Definisi dan Makna Asas Legalitas
Jonkers menyatakan bahwa Pasal 1 ayat 1
KUHP, tidak ada perbuatan yang dapat dipidana kecuali atas kekuatan
undang-undang pidana yang ada sebelum perbuatan dilakukan adalah suatu Pasal tentang asas. Berbeda dengan asas hukum
lainnya, asas legalitas tertuang secara eksplisit dalam undang-undang. Padahal,
menurut pendapat para ahli hukum, suatu asas hukum bukan merupakan peraturan
hukum konkret.
Kiranya
terdapat kesamaan pandangan antara para ahli hukum pidana bahwa pengertian asas
legalitas adalah tiada perbuatan dapat dipidana kecuali atas dasar kekuatan
ketentuan pidana menurut undang-undang yang sudah ada terlebih dahulu. Hal ini
sesuai dengan suatu adagium yang berbunyi non
obligat lex nisi promulgate yang berarti suatu hukum tidak mengikat kecuali
telah diberlakukan.
Makna yang
terkandung dalam asas legalitas secara rinci dikemukakan oleh Schaffmeister, Keijzer, dan Sutorius
yang menegaskan ada tujuh aspek dari asas legalitas. Pertama, tidak dapat dipidana kecuali berdasarkan ketentuan pidana
menurut undang-undang. Kedua, tidak
ada penerapan undang-undang pidana berdasarkan analogi. Ketiga, tidak dapat dipidana hanya berdasarkan kebiasaan.

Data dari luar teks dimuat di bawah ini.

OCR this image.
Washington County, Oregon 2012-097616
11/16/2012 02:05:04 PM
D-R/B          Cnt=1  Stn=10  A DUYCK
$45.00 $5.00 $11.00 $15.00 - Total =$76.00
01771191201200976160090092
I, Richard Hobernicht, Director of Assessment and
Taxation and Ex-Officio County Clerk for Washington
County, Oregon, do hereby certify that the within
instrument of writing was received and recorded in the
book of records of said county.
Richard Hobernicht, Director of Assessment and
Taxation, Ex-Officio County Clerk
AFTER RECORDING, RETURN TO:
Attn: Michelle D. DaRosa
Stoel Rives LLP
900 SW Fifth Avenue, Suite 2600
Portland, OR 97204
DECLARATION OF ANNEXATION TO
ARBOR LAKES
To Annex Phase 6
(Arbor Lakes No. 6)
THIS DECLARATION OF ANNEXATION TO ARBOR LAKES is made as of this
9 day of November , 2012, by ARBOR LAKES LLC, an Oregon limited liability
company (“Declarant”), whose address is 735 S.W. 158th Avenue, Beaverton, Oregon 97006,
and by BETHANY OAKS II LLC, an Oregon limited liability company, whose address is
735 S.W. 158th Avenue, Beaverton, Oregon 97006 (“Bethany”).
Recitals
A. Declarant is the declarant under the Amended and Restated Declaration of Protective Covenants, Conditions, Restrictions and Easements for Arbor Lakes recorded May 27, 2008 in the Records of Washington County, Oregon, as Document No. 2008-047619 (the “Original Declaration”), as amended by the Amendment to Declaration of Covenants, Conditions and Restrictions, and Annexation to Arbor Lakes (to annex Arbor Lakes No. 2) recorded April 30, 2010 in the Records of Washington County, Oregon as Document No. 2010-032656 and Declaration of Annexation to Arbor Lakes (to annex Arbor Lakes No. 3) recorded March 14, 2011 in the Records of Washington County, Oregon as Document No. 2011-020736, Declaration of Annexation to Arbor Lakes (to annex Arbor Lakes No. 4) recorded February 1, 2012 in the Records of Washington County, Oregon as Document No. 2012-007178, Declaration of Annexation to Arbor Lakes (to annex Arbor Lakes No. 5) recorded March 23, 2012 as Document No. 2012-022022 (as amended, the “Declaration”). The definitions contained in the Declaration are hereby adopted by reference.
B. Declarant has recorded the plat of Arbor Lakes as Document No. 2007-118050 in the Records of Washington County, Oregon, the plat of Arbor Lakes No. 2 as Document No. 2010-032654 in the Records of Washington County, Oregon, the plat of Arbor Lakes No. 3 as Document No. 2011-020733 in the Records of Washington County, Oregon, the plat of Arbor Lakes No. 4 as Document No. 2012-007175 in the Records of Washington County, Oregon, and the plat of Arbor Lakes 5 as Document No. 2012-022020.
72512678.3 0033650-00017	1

Pelanggaran atas kaidah kebiasaan dengan sendirinya belum tentu menghasilkan
perbuatan pidana.
Keempat, tidak boleh ada perumusan delik yang
kurang jelas atau lex certa. Kelima, tidak ada kekuatan surut dari
ketentuan pidana. Dikenal dengan prinsip non retroaktif dalam ketentuan pidana.
Keenam, tidak ada pidana lain kecuali
yang ditentukan undang-undang. Ketujuh, penuntutan
pidana hanya menurut cara yang ditentukan oleh undang-undang.
Frasa nullum crimen sine poena legali yang
berarti “ tidak ada perbuatan pidana tanpa pidana menurut undang-undang” adalah
suatu kalimat negatif. Jika kalimat tersebut dipostifkan, maka bunyinya “semua
perbuatan pidana harus dipidana menurut undang-undang.” Dengan demikian asas
legalitas berarti bahwa semua perbuatan pidana harus dituntut.
sumber: Buku Prinsip-Prinsip Hukum Pidana karangan Eddy O.S. Hiariej.